Using the BasicByteSink operator
import static com.pervasive.datarush.types.TokenTypeConstant.INT;
import static com.pervasive.datarush.types.TokenTypeConstant.STRING;
import static com.pervasive.datarush.types.TokenTypeConstant.record;
import com.pervasive.datarush.graphs.LogicalGraph;
import com.pervasive.datarush.graphs.LogicalGraphFactory;
import com.pervasive.datarush.io.Paths;
import com.pervasive.datarush.io.WriteMode;
import com.pervasive.datarush.io.compression.CompressionFormats;
import com.pervasive.datarush.operators.io.BasicByteSink;
import com.pervasive.datarush.operators.io.textfile.ReadDelimitedText;
import com.pervasive.datarush.operators.io.textfile.WriteDelimitedText;
import com.pervasive.datarush.schema.TextRecord;
import com.pervasive.datarush.types.RecordTokenType;
/**
* Write the ratings file with gzip compression.
*/
public class WriteCompressedRatings {
public static void main(String[] args) {
// Create an empty logical graph
LogicalGraph graph = LogicalGraphFactory.newLogicalGraph("ReadStaging");
// Create the reader using the byte source
ReadDelimitedText reader = graph.add(new ReadDelimitedText("data/ratings.txt"));
reader.setFieldSeparator("::");
reader.setHeader(true);
RecordTokenType ratingsType = record(
INT("userID"),
INT("movieID"),
INT("rating"),
STRING("timestamp"));
reader.setSchema(TextRecord.convert(ratingsType));
// Write the ratings using compression
BasicByteSink sink =
new BasicByteSink(
Paths.asPath("results/ratings.txt.gz"),
CompressionFormats.lookupFormat("gzip"));
WriteDelimitedText writer = graph.add(new WriteDelimitedText(sink, WriteMode.OVERWRITE));
writer.setFieldSeparator("::");
writer.setHeader(true);
writer.setFieldDelimiter("");
writer.setWriteSingleSink(true); // Write a single output file (loss of parallelism)

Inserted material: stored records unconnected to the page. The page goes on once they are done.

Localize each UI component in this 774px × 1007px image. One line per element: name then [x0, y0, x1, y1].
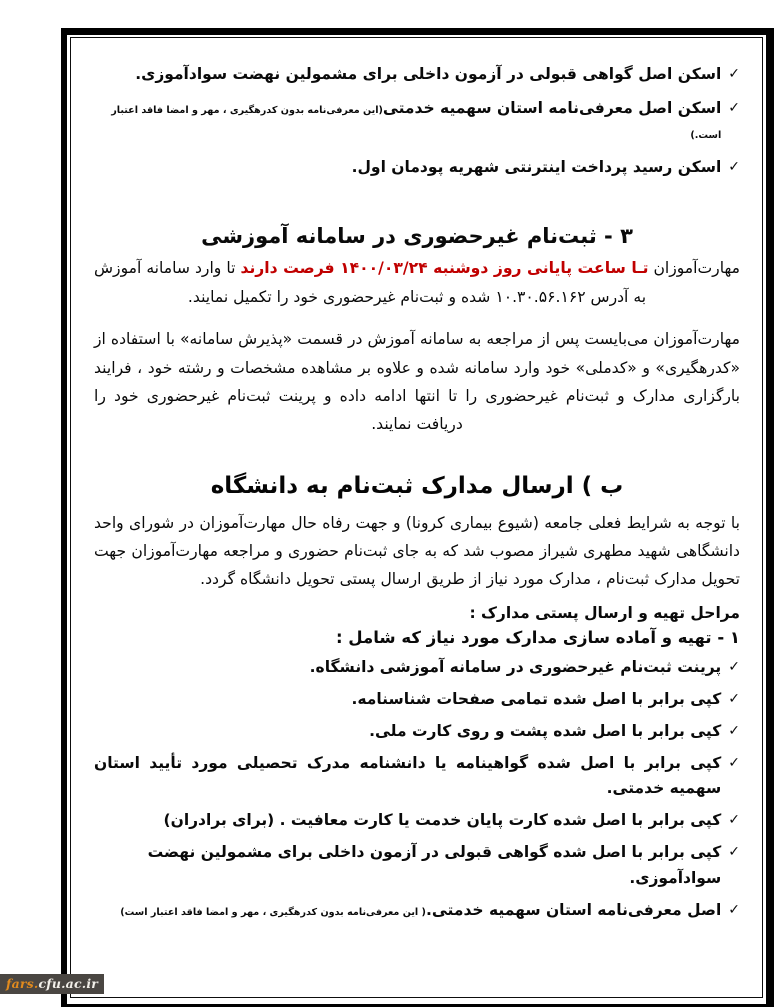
para1-part1: مهارت‌آموزان: [648, 259, 740, 278]
check-icon: ✓: [728, 812, 740, 829]
list-item-text: کپی برابر با اصل شده گواهینامه یا دانشنامه مدرک تحصیلی مورد تأیید استان سهمیه خدمتی.: [94, 754, 722, 798]
top-scan-requirements-list: [94, 62, 740, 180]
check-icon: ✓: [728, 690, 740, 707]
list-item: [94, 687, 740, 712]
list-item: [94, 808, 740, 833]
check-icon: ✓: [728, 658, 740, 675]
section-3-paragraph-2-block: [94, 325, 740, 439]
section-b-heading: ب ) ارسال مدارک ثبت‌نام به دانشگاه: [210, 472, 624, 499]
section-b-sub-heading: مراحل تهیه و ارسال پستی مدارک :: [469, 603, 740, 622]
list-item: [94, 655, 740, 680]
section-3-paragraph-1-block: [94, 254, 740, 311]
section-3-paragraph-1: [94, 254, 740, 311]
list-item-text: کپی برابر با اصل شده تمامی صفحات شناسنامه.: [351, 689, 722, 708]
scan-edge-right: [766, 28, 774, 1007]
watermark-prefix: fars.: [6, 976, 39, 991]
list-item: [94, 751, 740, 801]
list-item-text: اسکن اصل معرفی‌نامه استان سهمیه خدمتی(این معرفی‌نامه بدون کدرهگیری ، مهر و امضا فاقد اعتبار است.): [111, 99, 722, 142]
check-icon: ✓: [728, 901, 740, 918]
scan-edge-left: [61, 28, 67, 1007]
list-item-note: ( این معرفی‌نامه بدون کدرهگیری ، مهر و امضا فاقد اعتبار است): [120, 906, 426, 918]
section-3-heading: ۳ - ثبت‌نام غیرحضوری در سامانه آموزشی: [201, 224, 633, 249]
list-item: [94, 155, 740, 180]
list-item-text: اسکن اصل گواهی قبولی در آزمون داخلی برای مشمولین نهضت سوادآموزی.: [135, 65, 722, 83]
scan-edge-top: [61, 28, 774, 35]
check-icon: ✓: [728, 844, 740, 861]
list-item-text: کپی برابر با اصل شده کارت پایان خدمت یا کارت معافیت . (برای برادران): [163, 811, 722, 830]
check-icon: ✓: [728, 100, 740, 117]
section-3-paragraph-2: مهارت‌آموزان می‌بایست پس از مراجعه به سامانه آموزش در قسمت «پذیرش سامانه» با استفاده از «کدرهگیری» و «کدملی» خود وارد سامانه شده و علاوه بر مشاهده مشخصات و رشته خود ، فرایند بارگزاری مدارک و ثبت‌نام غیرحضوری را تا انتها ادامه داده و پرینت ثبت‌نام غیرحضوری خود را دریافت نمایند.: [94, 330, 740, 434]
para1-part2: تا وارد سامانه آموزش به آدرس ۱۰.۳۰.۵۶.۱۶۲ شده و ثبت‌نام غیرحضوری خود را تکمیل نمایند.: [94, 259, 647, 306]
check-icon: ✓: [728, 755, 740, 772]
site-watermark: [0, 974, 104, 994]
deadline-highlight: تـا ساعت پایانی روز دوشنبه ۱۴۰۰/۰۳/۲۴ فرصت دارند: [240, 259, 649, 278]
section-b-paragraph: با توجه به شرایط فعلی جامعه (شیوع بیماری کرونا) و جهت رفاه حال مهارت‌آموزان در شورای واحد دانشگاهی شهید مطهری شیراز مصوب شد که به جای ثبت‌نام حضوری و مراجعه مهارت‌آموزان جهت تحویل مدارک ثبت‌نام ، مدارک مورد نیاز از طریق ارسال پستی تحویل دانشگاه گردد.: [94, 513, 740, 589]
list-item-text: کپی برابر با اصل شده پشت و روی کارت ملی.: [369, 722, 722, 741]
list-item-text: اصل معرفی‌نامه استان سهمیه خدمتی.( این معرفی‌نامه بدون کدرهگیری ، مهر و امضا فاقد اعتبار است): [120, 900, 722, 919]
list-item-text: پرینت ثبت‌نام غیرحضوری در سامانه آموزشی دانشگاه.: [309, 657, 722, 676]
list-item: [94, 96, 740, 146]
check-icon: ✓: [728, 66, 740, 82]
check-icon: ✓: [728, 159, 740, 176]
section-b-step-1-heading: ۱ - تهیه و آماده سازی مدارک مورد نیاز که شامل :: [335, 627, 740, 647]
list-item: [94, 840, 740, 890]
list-item: [94, 898, 740, 923]
list-item-text: اسکن رسید پرداخت اینترنتی شهریه پودمان اول.: [351, 158, 722, 177]
watermark-suffix: cfu.ac.ir: [38, 976, 99, 991]
list-item: [94, 62, 740, 87]
required-documents-list: [94, 655, 740, 923]
check-icon: ✓: [728, 723, 740, 740]
list-item-text: کپی برابر با اصل شده گواهی قبولی در آزمون داخلی برای مشمولین نهضت سوادآموزی.: [147, 843, 722, 887]
list-item-note: (این معرفی‌نامه بدون کدرهگیری ، مهر و امضا فاقد اعتبار است.): [111, 105, 722, 142]
list-item: [94, 719, 740, 744]
document-content: [76, 40, 758, 995]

// Connect reader and writer
graph.connect(reader.getOutput(), writer.getInput());
// Compile and run the graph
graph.run();
}
}
Notes about the example:
• A
BasicByteSink is constructed using a Path and the "gzip" compression format.
• The sink with compression enabled is passed as the Sink property to the writer’s constructor.
• When the graph is executed, the data will be written in delimited text format and compressed using "gzip" compression.